Other figures played important roles gayy the development Roamn natural law theory. Romaan, in his approach, did allow for change to occur according to nature, and therefore the way that natural law is embodied could itself change with time, which was an idea Aquinas later incorporated into his own natural law theory. Aristotle did not write extensively about sexual issues, since he was less concerned Rlman the appetites than Plato. Probably the best reconstruction of his views places him in mainstream Greek society as outlined above; the main issue is that of active versus a passive role, with only the latter problematic for those who either are or will become citizens.

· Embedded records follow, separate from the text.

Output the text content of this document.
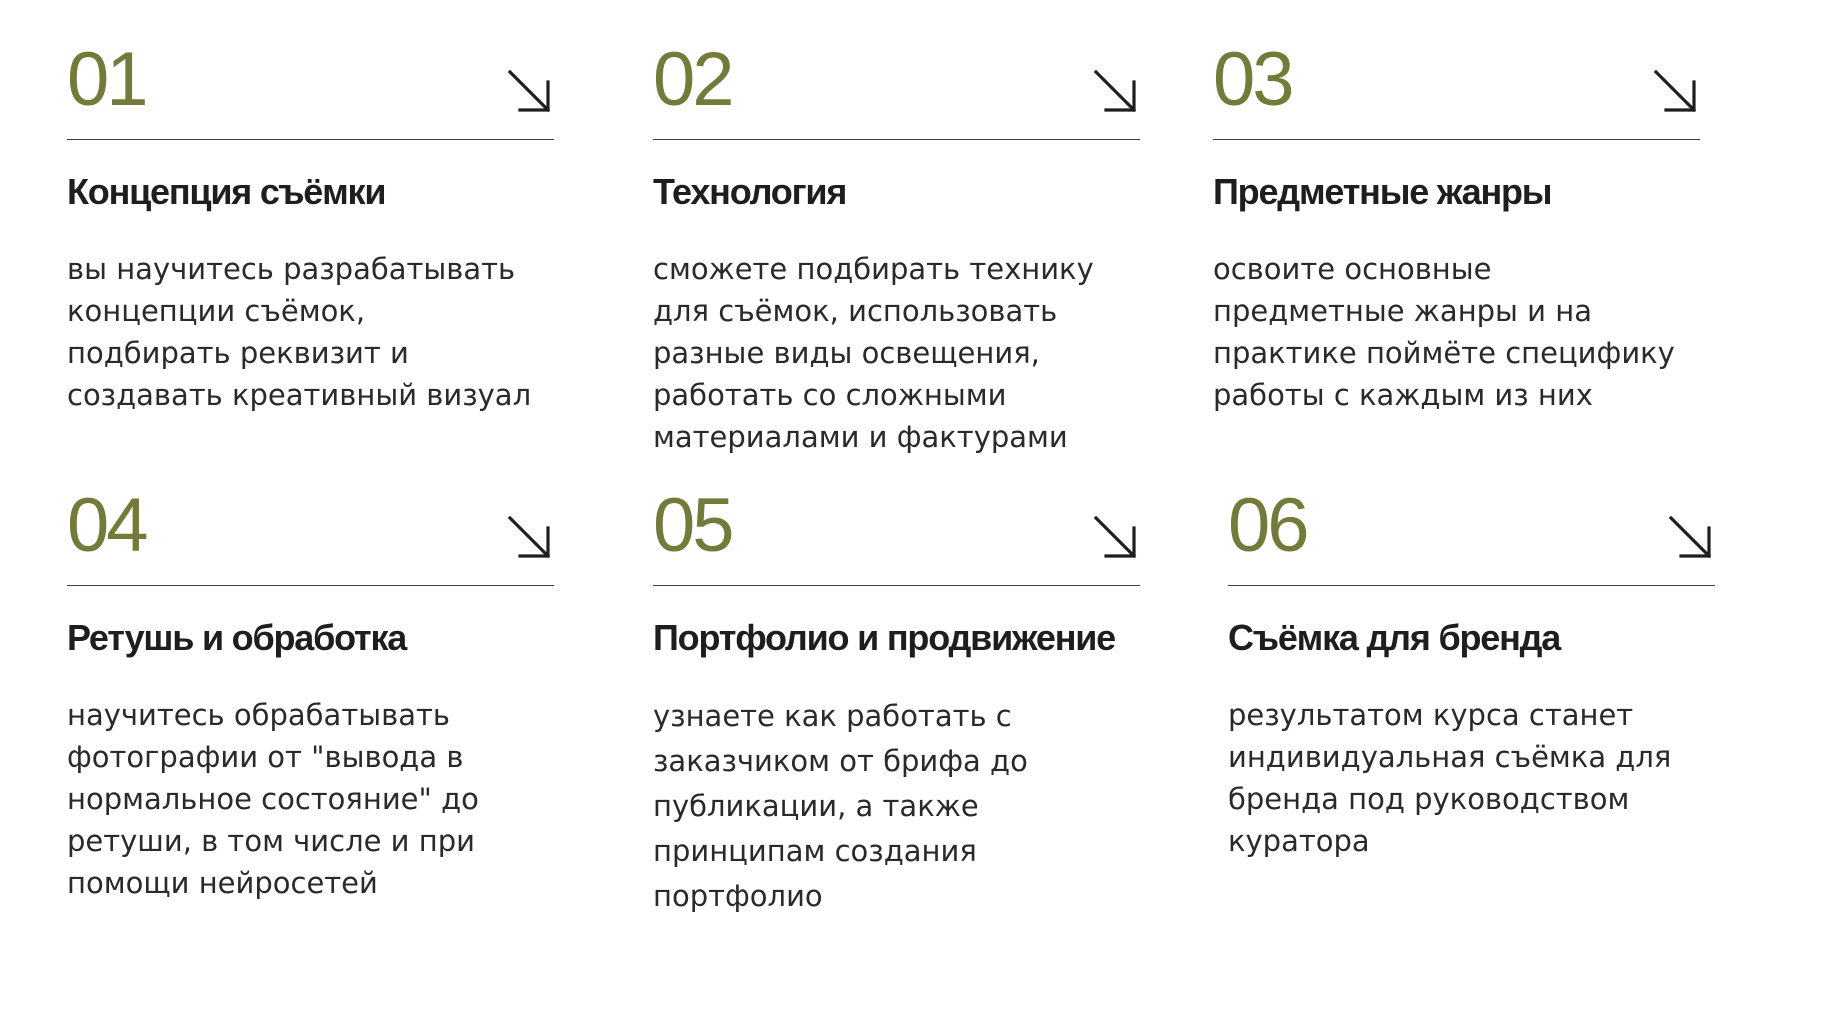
01
Концепция съёмки
вы научитесь разрабатывать
концепции съёмок,
подбирать реквизит и
создавать креативный визуал
02
Технология
сможете подбирать технику
для съёмок, использовать
разные виды освещения,
работать со сложными
материалами и фактурами
03
Предметные жанры
освоите основные
предметные жанры и на
практике поймёте специфику
работы с каждым из них
04
Ретушь и обработка
научитесь обрабатывать
фотографии от "вывода в
нормальное состояние" до
ретуши, в том числе и при
помощи нейросетей
05
Портфолио и продвижение
узнаете как работать с
заказчиком от брифа до
публикации, а также
принципам создания
портфолио
06
Съёмка для бренда
результатом курса станет
индивидуальная съёмка для
бренда под руководством
куратора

Zeno, the founder of Stoicism, was, according to his contemporaries, only attracted to men, and his thought had no prohibitions against same-sex sexuality. In contrast, Cicero, a later Stoic, was dismissive about sexuality in general, with some harsher remarks towards same-sex pursuits Cicero, The most influential formulation of natural law theory was made by Thomas Aquinas in the thirteenth century. Integrating an Aristotelian approach with Christian theology, Aquinas emphasized the centrality of certain human goods, including marriage and procreation. While Aquinas did not write much about same-sex sexual relations, he did write at length about various sex acts as sins. For Aquinas, sexuality that was within the bounds of marriage and which helped to further what he saw as the distinctive goods of marriage, mainly love, companionship, and legitimate offspring, was permissible, and even good.

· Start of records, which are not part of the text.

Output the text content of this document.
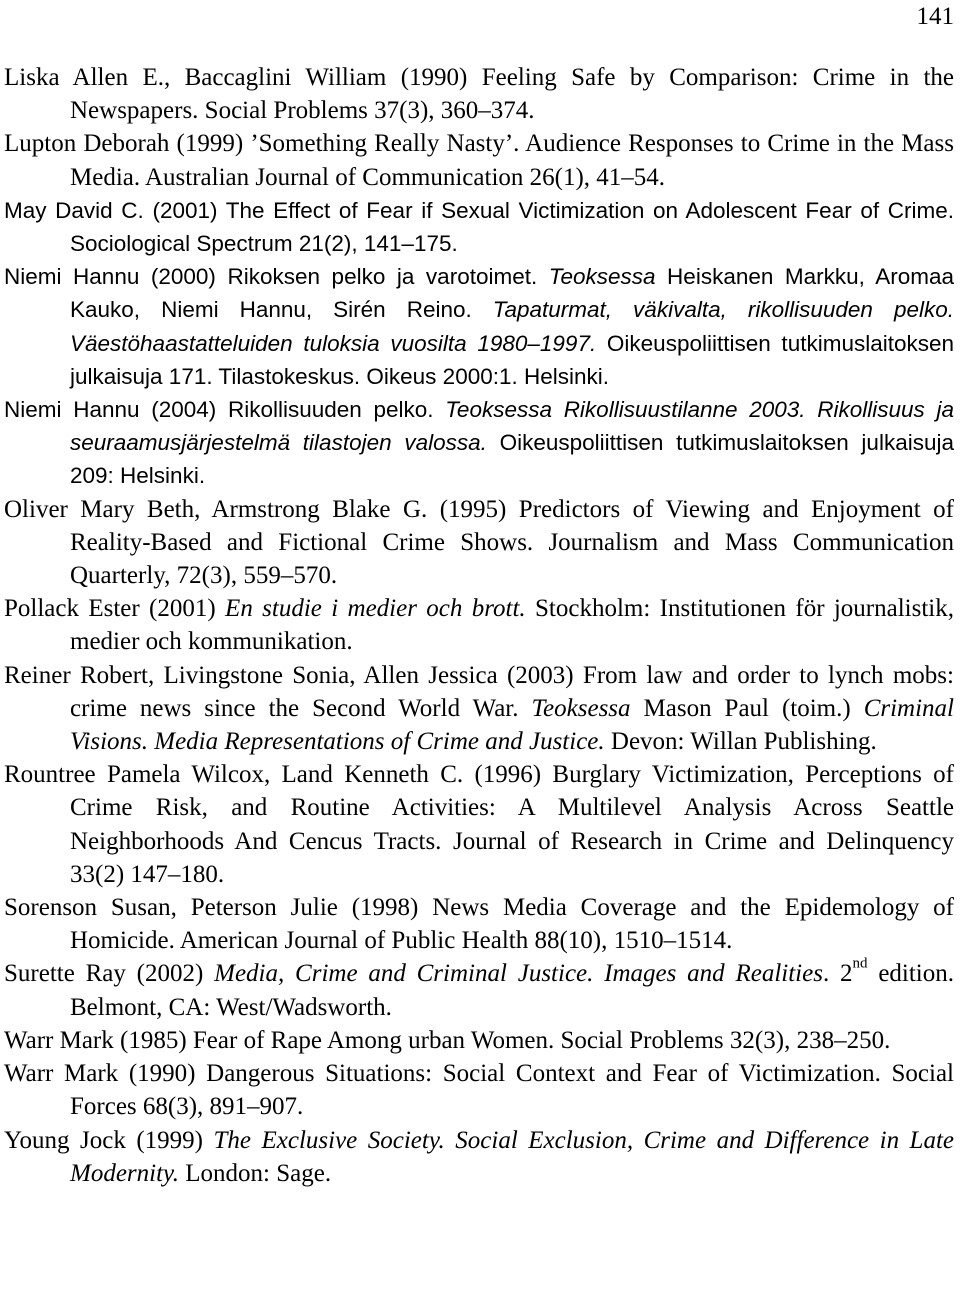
141

Liska Allen E., Baccaglini William (1990) Feeling Safe by Comparison: Crime in the Newspapers. Social Problems 37(3), 360–374.

Lupton Deborah (1999) ’Something Really Nasty’. Audience Responses to Crime in the Mass Media. Australian Journal of Communication 26(1), 41–54.

May David C. (2001) The Effect of Fear if Sexual Victimization on Adolescent Fear of Crime. Sociological Spectrum 21(2), 141–175.

Niemi Hannu (2000) Rikoksen pelko ja varotoimet. Teoksessa Heiskanen Markku, Aromaa Kauko, Niemi Hannu, Sirén Reino. Tapaturmat, väkivalta, rikollisuuden pelko. Väestöhaastatteluiden tuloksia vuosilta 1980–1997. Oikeuspoliittisen tutkimuslaitoksen julkaisuja 171. Tilastokeskus. Oikeus 2000:1. Helsinki.

Niemi Hannu (2004) Rikollisuuden pelko. Teoksessa Rikollisuustilanne 2003. Rikollisuus ja seuraamusjärjestelmä tilastojen valossa. Oikeuspoliittisen tutkimuslaitoksen julkaisuja 209: Helsinki.

Oliver Mary Beth, Armstrong Blake G. (1995) Predictors of Viewing and Enjoyment of Reality-Based and Fictional Crime Shows. Journalism and Mass Communication Quarterly, 72(3), 559–570.

Pollack Ester (2001) En studie i medier och brott. Stockholm: Institutionen för journalistik, medier och kommunikation.

Reiner Robert, Livingstone Sonia, Allen Jessica (2003) From law and order to lynch mobs: crime news since the Second World War. Teoksessa Mason Paul (toim.) Criminal Visions. Media Representations of Crime and Justice. Devon: Willan Publishing.

Rountree Pamela Wilcox, Land Kenneth C. (1996) Burglary Victimization, Perceptions of Crime Risk, and Routine Activities: A Multilevel Analysis Across Seattle Neighborhoods And Cencus Tracts. Journal of Research in Crime and Delinquency 33(2) 147–180.

Sorenson Susan, Peterson Julie (1998) News Media Coverage and the Epidemology of Homicide. American Journal of Public Health 88(10), 1510–1514.

Surette Ray (2002) Media, Crime and Criminal Justice. Images and Realities. 2nd edition. Belmont, CA: West/Wadsworth.

Warr Mark (1985) Fear of Rape Among urban Women. Social Problems 32(3), 238–250.

Warr Mark (1990) Dangerous Situations: Social Context and Fear of Victimization. Social Forces 68(3), 891–907.

Young Jock (1999) The Exclusive Society. Social Exclusion, Crime and Difference in Late Modernity. London: Sage.
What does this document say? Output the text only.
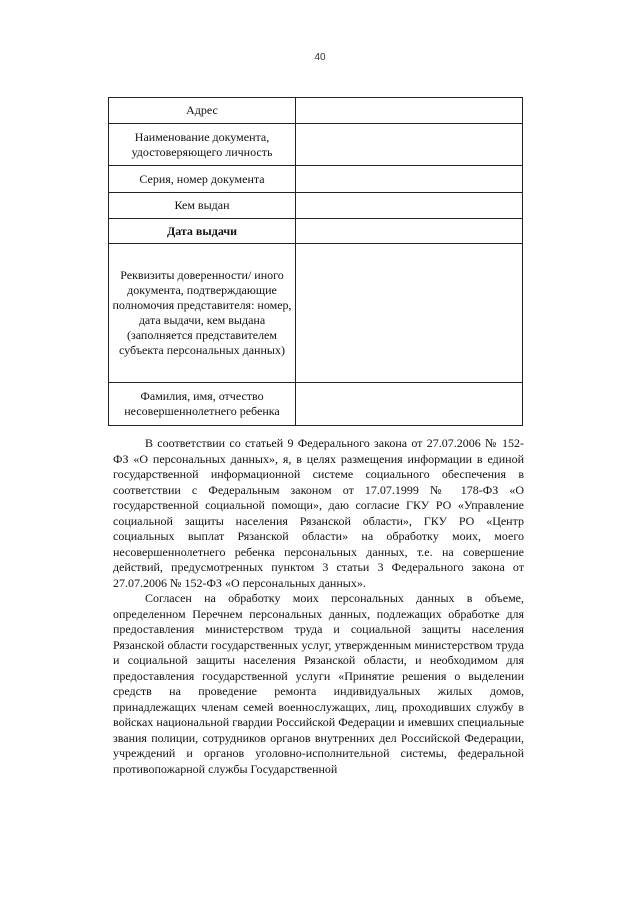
40
Адрес	
Наименование документа, удостоверяющего личность	
Серия, номер документа	
Кем выдан	
Дата выдачи	
Реквизиты доверенности/ иного документа, подтверждающие полномочия представителя: номер, дата выдачи, кем выдана (заполняется представителем субъекта персональных данных)	
Фамилия, имя, отчество несовершеннолетнего ребенка	

В соответствии со статьей 9 Федерального закона от 27.07.2006 № 152-ФЗ «О персональных данных», я, в целях размещения информации в единой государственной информационной системе социального обеспечения в соответствии с Федеральным законом от 17.07.1999 № 178-ФЗ «О государственной социальной помощи», даю согласие ГКУ РО «Управление социальной защиты населения Рязанской области», ГКУ РО «Центр социальных выплат Рязанской области» на обработку моих, моего несовершеннолетнего ребенка персональных данных, т.е. на совершение действий, предусмотренных пунктом 3 статьи 3 Федерального закона от 27.07.2006 № 152-ФЗ «О персональных данных».

Согласен на обработку моих персональных данных в объеме, определенном Перечнем персональных данных, подлежащих обработке для предоставления министерством труда и социальной защиты населения Рязанской области государственных услуг, утвержденным министерством труда и социальной защиты населения Рязанской области, и необходимом для предоставления государственной услуги «Принятие решения о выделении средств на проведение ремонта индивидуальных жилых домов, принадлежащих членам семей военнослужащих, лиц, проходивших службу в войсках национальной гвардии Российской Федерации и имевших специальные звания полиции, сотрудников органов внутренних дел Российской Федерации, учреждений и органов уголовно-исполнительной системы, федеральной противопожарной службы Государственной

Aquinas did not argue that procreation was a necessary part of moral or just sex; married couples could enjoy sex without the motive of having children, and sex in marriages where one or both partners is sterile perhaps because the woman is postmenopausal is also potentially just given a motive of expressing love. So far Aquinas' view actually need not rule out homosexual sex. For example, a Thomist could embrace same-sex marriage, and then apply the same reasoning, simply seeing the couple as a reproductively sterile, yet still fully loving and companionate union. Aquinas, in a significant move, adds a requirement that for any given sex act to be moral it must be of a generative kind.
The only way that this can be achieved is via vaginal intercourse.
That is, since only the emission of semen in a vagina can result in natural reproduction, only sex acts of that type are generative, even if a given sex act does not lead to reproduction, and Roman gay if it is impossible due to infertility. The consequence of this addition is to rule out the possibility, of course, that homosexual sex could ever be moral even if done within a loving marriagein addition to forbidding any non-vaginal sex for opposite-sex married couples. What is the justification for this important addition? This question is made all the more pressing in that Aquinas does allow that how broad moral rules apply to individuals may vary considerably, since the nature of persons also varies to some extent.
Unfortunately, Aquinas does not spell out a justification for this generative requirement. The first is that sex acts that involve either homosexuality, heterosexual sodomy, or which use contraception, frustrate the purpose of the sex organs, which is reproductive. It has, however, come in for sharp attack see Weitham,and the best recent defenders of a Thomistic natural law approach are attempting to move beyond it e. If their arguments fail, of course, they must allow that some homosexual sex acts are morally permissible even positively goodalthough they would still have resources with which to argue against casual gay and straight sex.
Although the specifics of the second sort of argument offered by various contemporary natural law theorists vary, the common elements are strong Finnis, ; George, a.